Hyundai aims to build on its 2009 recession-busting success by nabbing more share of the US market this year with new fuel efficient models and a strengthened distribution network, a company executive says.
"We have very high hopes for the US and total growth and we're ready for it," said David Zuchowski, sales chief for Hyundai Motor America, on the sidelines of the Detroit auto show.
The South Korean automaker increased its market share in the United States to 4.2 per cent in 2009 against three per cent a year earlier, thanks to an eight per cent Hyundai sales surge in a market that plummeted an alarming 21 per cent overall last year. For 2010, Zuchowski predicts the US market will reach 11.5 million vehicle sales, about a 10 per cent increase over last year's 10.4 million sold, with the second half of the year better than the first.
"We think that we will increase our sales and our market share," he said.
"We expect big things this year with lots of new products" and a strengthening of the brand.
Hyundai was "very ambitious and determined", he said, adding the company was seeking "consistent" year-on-year growth.
And it believes it has tapped into a vein of consumer economising and uncertainty over the last year by offering its Hyundai Assurance programme, which allows buyers to return their cars if they lose their job.
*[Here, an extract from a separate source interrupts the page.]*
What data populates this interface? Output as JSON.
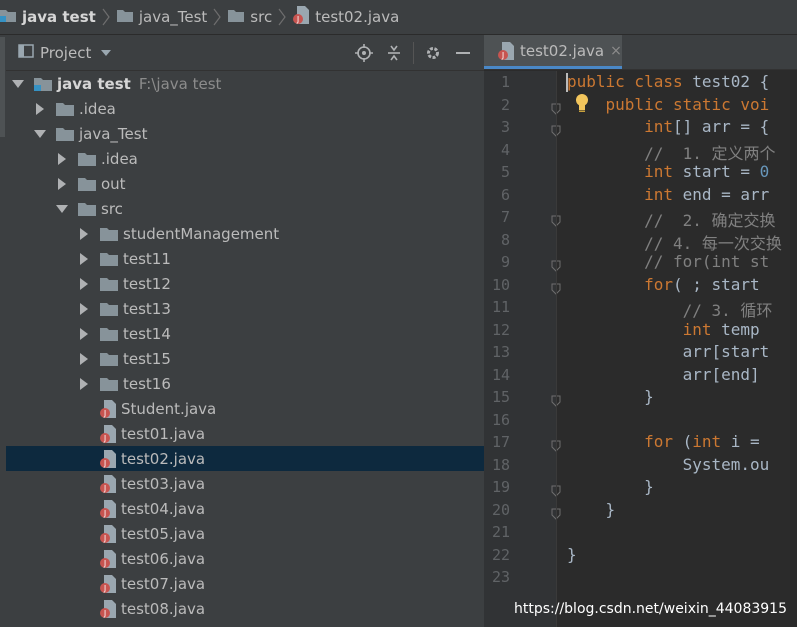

"The financial collapse forced people to look for value and fuel efficiency," Zuchowski said.
The company also wants to strengthen its distribution network and become "the most efficient company in the industry".
This summer Hyundai will roll out a hybrid version of the Sonata, its first foray into this niche.
"The composition of our market is going to change quickly because of the federal mandate" to boost car efficiency of cars and light trucks, he said.
"Our industry is going to become more like the European industry in the next couple of years, with more smaller cars, but that doesn't mean they have to compromise on performance," Zuchowski added.